She would be joined by Azzi Fudd, who missed most of this season with knee injuries, and Aaliyah Edwards. That raises the possibility that Auriemma could run three All-Americans out there every game next season, assuming the program’s injury luck can only improve.

Nika Muhl, Aubrey Griffin and Carolina Ducharme figure to be back, with Ice Brady, a top recruit who also missed the entire season, back in action, and more. And the incoming freshman class has the usual UConn level of talent.

All this returning to a team that, despite all the well-documented hardships, finished 31-6 and won the Big East regular season and tournament titles and reached the Sweet 16 for the 29th season in a row.

Does this sound like a dynasty in decline to you? Me, neither.

“(Something) you take from it is how incredibly difficult it is to win in March in the NCAA tournament,” Auriemma said last weekend, “and because we made it look so routine and so easy, we gave the impression that it’s very easy to do. It’s a reminder that, no, it’s not. It’s very difficult to do. So you appreciate what we had, what we did, and, you know, you have to start another one next year.”

The idea that the UConn dynasty is dead is rooted in the theory that women’s basketball is more competitive, and less predictable than in years past. This much is true.

There are more good players, spread out among more teams and the days of steamrolling through a season, winning every game by double digits, may be disappearing.

This is, indeed, good for the sport, as is the sight of new uniforms playing for the title, like Virginia Tech, Iowa, LSU, the last of those coached by a very familiar figure in Kim Mulkey.

“I think you’re going to continue to see different names,” Virginia Tech coach Kenny Brooks said. “Not that I think UConn has gone away or Tennessee has gone away.
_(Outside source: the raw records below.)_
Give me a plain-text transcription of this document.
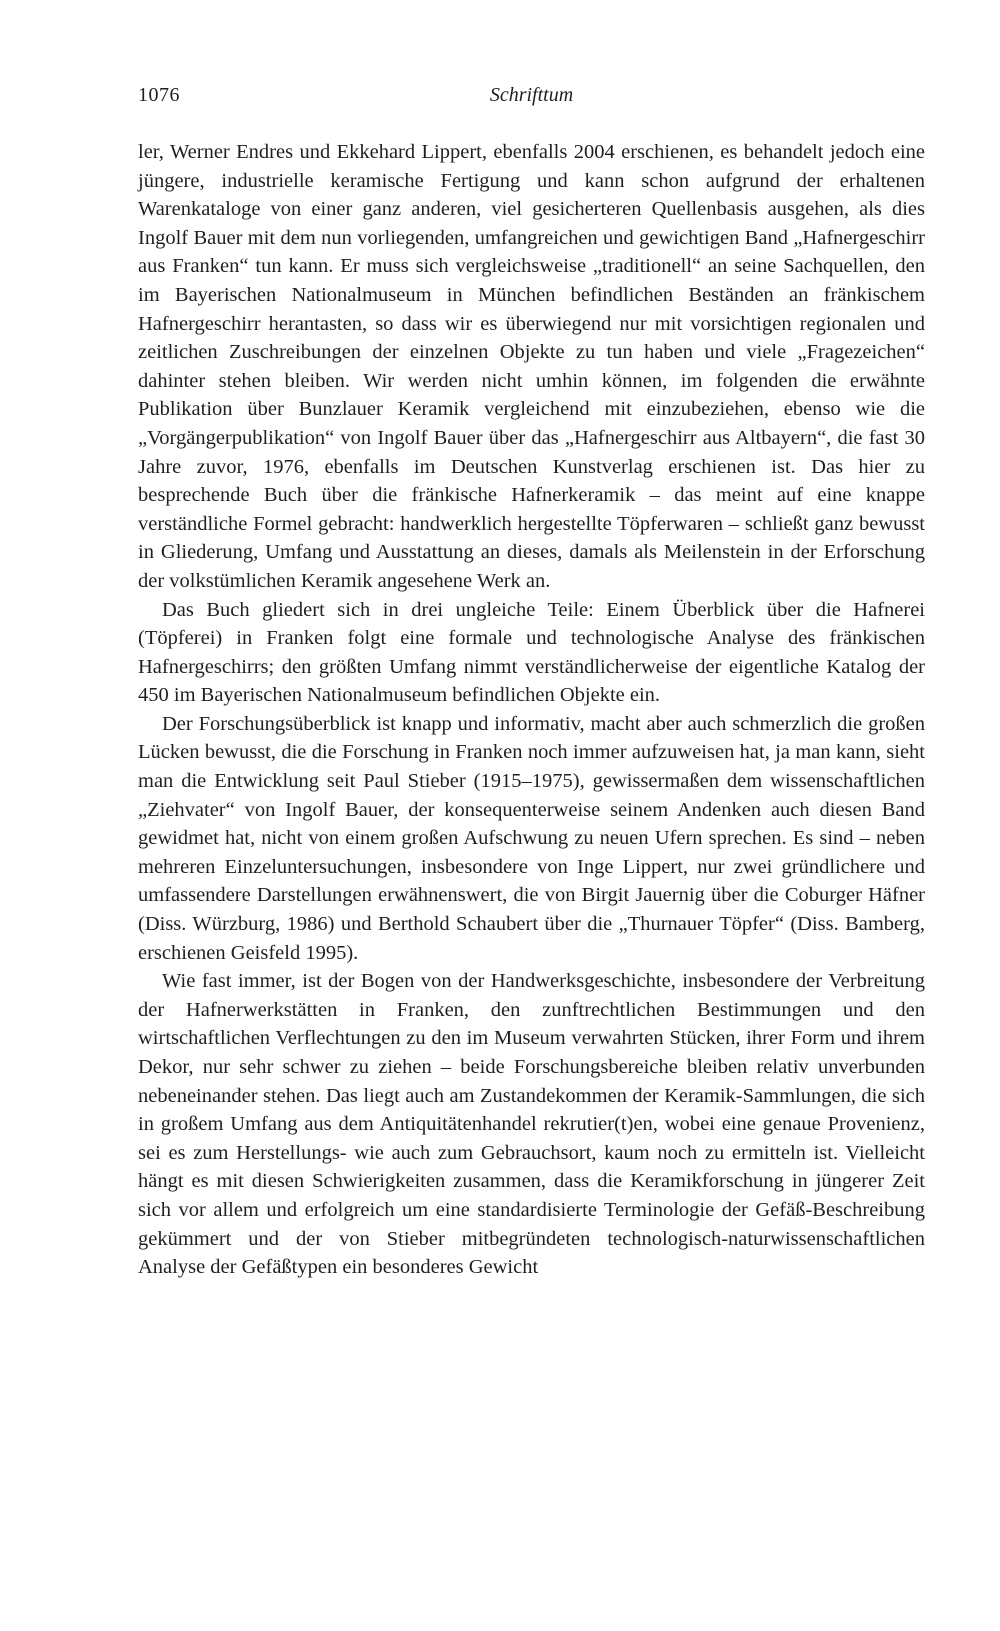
1076	Schrifttum

ler, Werner Endres und Ekkehard Lippert, ebenfalls 2004 erschienen, es behandelt jedoch eine jüngere, industrielle keramische Fertigung und kann schon aufgrund der erhaltenen Warenkataloge von einer ganz anderen, viel gesicherteren Quellenbasis ausgehen, als dies Ingolf Bauer mit dem nun vorliegenden, umfangreichen und gewichtigen Band „Hafnergeschirr aus Franken“ tun kann. Er muss sich vergleichsweise „traditionell“ an seine Sachquellen, den im Bayerischen Nationalmuseum in München befindlichen Beständen an fränkischem Hafnergeschirr herantasten, so dass wir es überwiegend nur mit vorsichtigen regionalen und zeitlichen Zuschreibungen der einzelnen Objekte zu tun haben und viele „Fragezeichen“ dahinter stehen bleiben. Wir werden nicht umhin können, im folgenden die erwähnte Publikation über Bunzlauer Keramik vergleichend mit einzubeziehen, ebenso wie die „Vorgängerpublikation“ von Ingolf Bauer über das „Hafnergeschirr aus Altbayern“, die fast 30 Jahre zuvor, 1976, ebenfalls im Deutschen Kunstverlag erschienen ist. Das hier zu besprechende Buch über die fränkische Hafnerkeramik – das meint auf eine knappe verständliche Formel gebracht: handwerklich hergestellte Töpferwaren – schließt ganz bewusst in Gliederung, Umfang und Ausstattung an dieses, damals als Meilenstein in der Erforschung der volkstümlichen Keramik angesehene Werk an.

Das Buch gliedert sich in drei ungleiche Teile: Einem Überblick über die Hafnerei (Töpferei) in Franken folgt eine formale und technologische Analyse des fränkischen Hafnergeschirrs; den größten Umfang nimmt verständlicherweise der eigentliche Katalog der 450 im Bayerischen Nationalmuseum befindlichen Objekte ein.

Der Forschungsüberblick ist knapp und informativ, macht aber auch schmerzlich die großen Lücken bewusst, die die Forschung in Franken noch immer aufzuweisen hat, ja man kann, sieht man die Entwicklung seit Paul Stieber (1915–1975), gewissermaßen dem wissenschaftlichen „Ziehvater“ von Ingolf Bauer, der konsequenterweise seinem Andenken auch diesen Band gewidmet hat, nicht von einem großen Aufschwung zu neuen Ufern sprechen. Es sind – neben mehreren Einzeluntersuchungen, insbesondere von Inge Lippert, nur zwei gründlichere und umfassendere Darstellungen erwähnenswert, die von Birgit Jauernig über die Coburger Häfner (Diss. Würzburg, 1986) und Berthold Schaubert über die „Thurnauer Töpfer“ (Diss. Bamberg, erschienen Geisfeld 1995).

Wie fast immer, ist der Bogen von der Handwerksgeschichte, insbesondere der Verbreitung der Hafnerwerkstätten in Franken, den zunftrechtlichen Bestimmungen und den wirtschaftlichen Verflechtungen zu den im Museum verwahrten Stücken, ihrer Form und ihrem Dekor, nur sehr schwer zu ziehen – beide Forschungsbereiche bleiben relativ unverbunden nebeneinander stehen. Das liegt auch am Zustandekommen der Keramik-Sammlungen, die sich in großem Umfang aus dem Antiquitätenhandel rekrutier(t)en, wobei eine genaue Provenienz, sei es zum Herstellungs- wie auch zum Gebrauchsort, kaum noch zu ermitteln ist. Vielleicht hängt es mit diesen Schwierigkeiten zusammen, dass die Keramikforschung in jüngerer Zeit sich vor allem und erfolgreich um eine standardisierte Terminologie der Gefäß-Beschreibung gekümmert und der von Stieber mitbegründeten technologisch-naturwissenschaftlichen Analyse der Gefäßtypen ein besonderes Gewicht
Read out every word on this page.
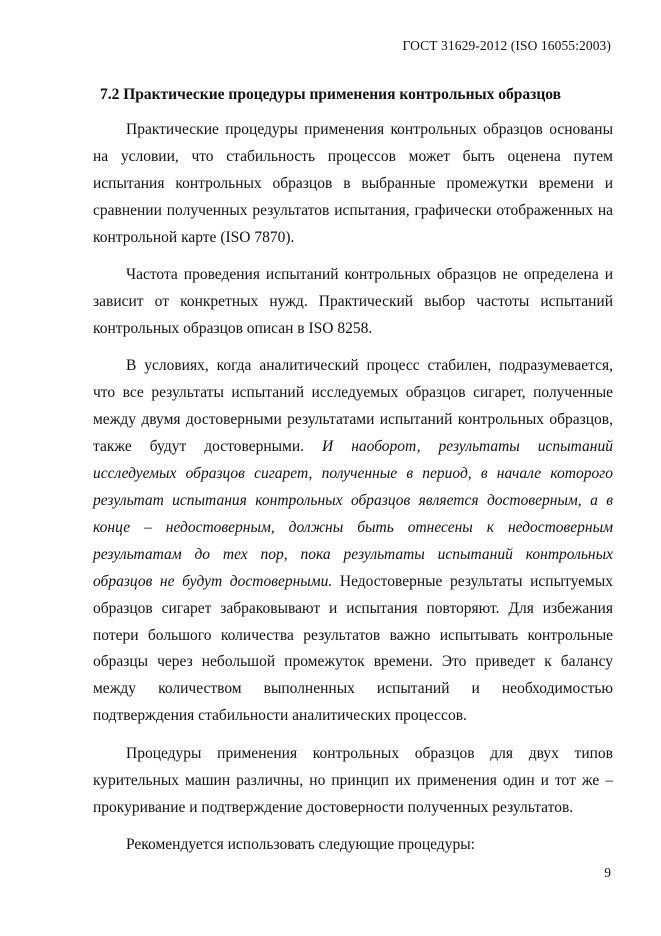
ГОСТ 31629-2012 (ISO 16055:2003)
7.2 Практические процедуры применения контрольных образцов
Практические процедуры применения контрольных образцов основаны
на условии, что стабильность процессов может быть оценена путем
испытания контрольных образцов в выбранные промежутки времени и
сравнении полученных результатов испытания, графически отображенных на
контрольной карте (ISO 7870).
Частота проведения испытаний контрольных образцов не определена и
зависит от конкретных нужд. Практический выбор частоты испытаний
контрольных образцов описан в ISO 8258.
В условиях, когда аналитический процесс стабилен, подразумевается,
что все результаты испытаний исследуемых образцов сигарет, полученные
между двумя достоверными результатами испытаний контрольных образцов,
также будут достоверными. И наоборот, результаты испытаний
исследуемых образцов сигарет, полученные в период, в начале которого
результат испытания контрольных образцов является достоверным, а в
конце – недостоверным, должны быть отнесены к недостоверным
результатам до тех пор, пока результаты испытаний контрольных
образцов не будут достоверными. Недостоверные результаты испытуемых
образцов сигарет забраковывают и испытания повторяют. Для избежания
потери большого количества результатов важно испытывать контрольные
образцы через небольшой промежуток времени. Это приведет к балансу
между количеством выполненных испытаний и необходимостью
подтверждения стабильности аналитических процессов.
Процедуры применения контрольных образцов для двух типов
курительных машин различны, но принцип их применения один и тот же –
прокуривание и подтверждение достоверности полученных результатов.
Рекомендуется использовать следующие процедуры:
9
They definitely have their opportunities, as well, but I wouldn’t be surprised in the years to come if there’s a newcomer all the time.”

But let’s not get carried away. As South Carolina is in the process of proving, it is still possible to run the table in women’s basketball, and possible to string titles together. It’s a question of whether UConn, which last won it all in 2016, could do it again.

Just think it through, rather than knee-jerk react to what just happened, and ask yourself if you would bet against it.

No, dynasties, if there are such things, die hard, and even if they fade, they still tend to occupy space in opponents’ heads. If UConn’s dynasty were really dead, folks would stop asking, stop talking about the Huskies, now that a Final Four is proceeding without them.

Not happening. Won’t happen any time soon. A year from now, the fashionable narrative may well be “UConn is back.” That’s how these things work.

“I don’t think any of us that’s outside of UConn,” Staley said. “We’re not panicking. They’re going to be who they are. They’re going to always — you get a chance to beat UConn, it’s always going to be a big win for you and your program.”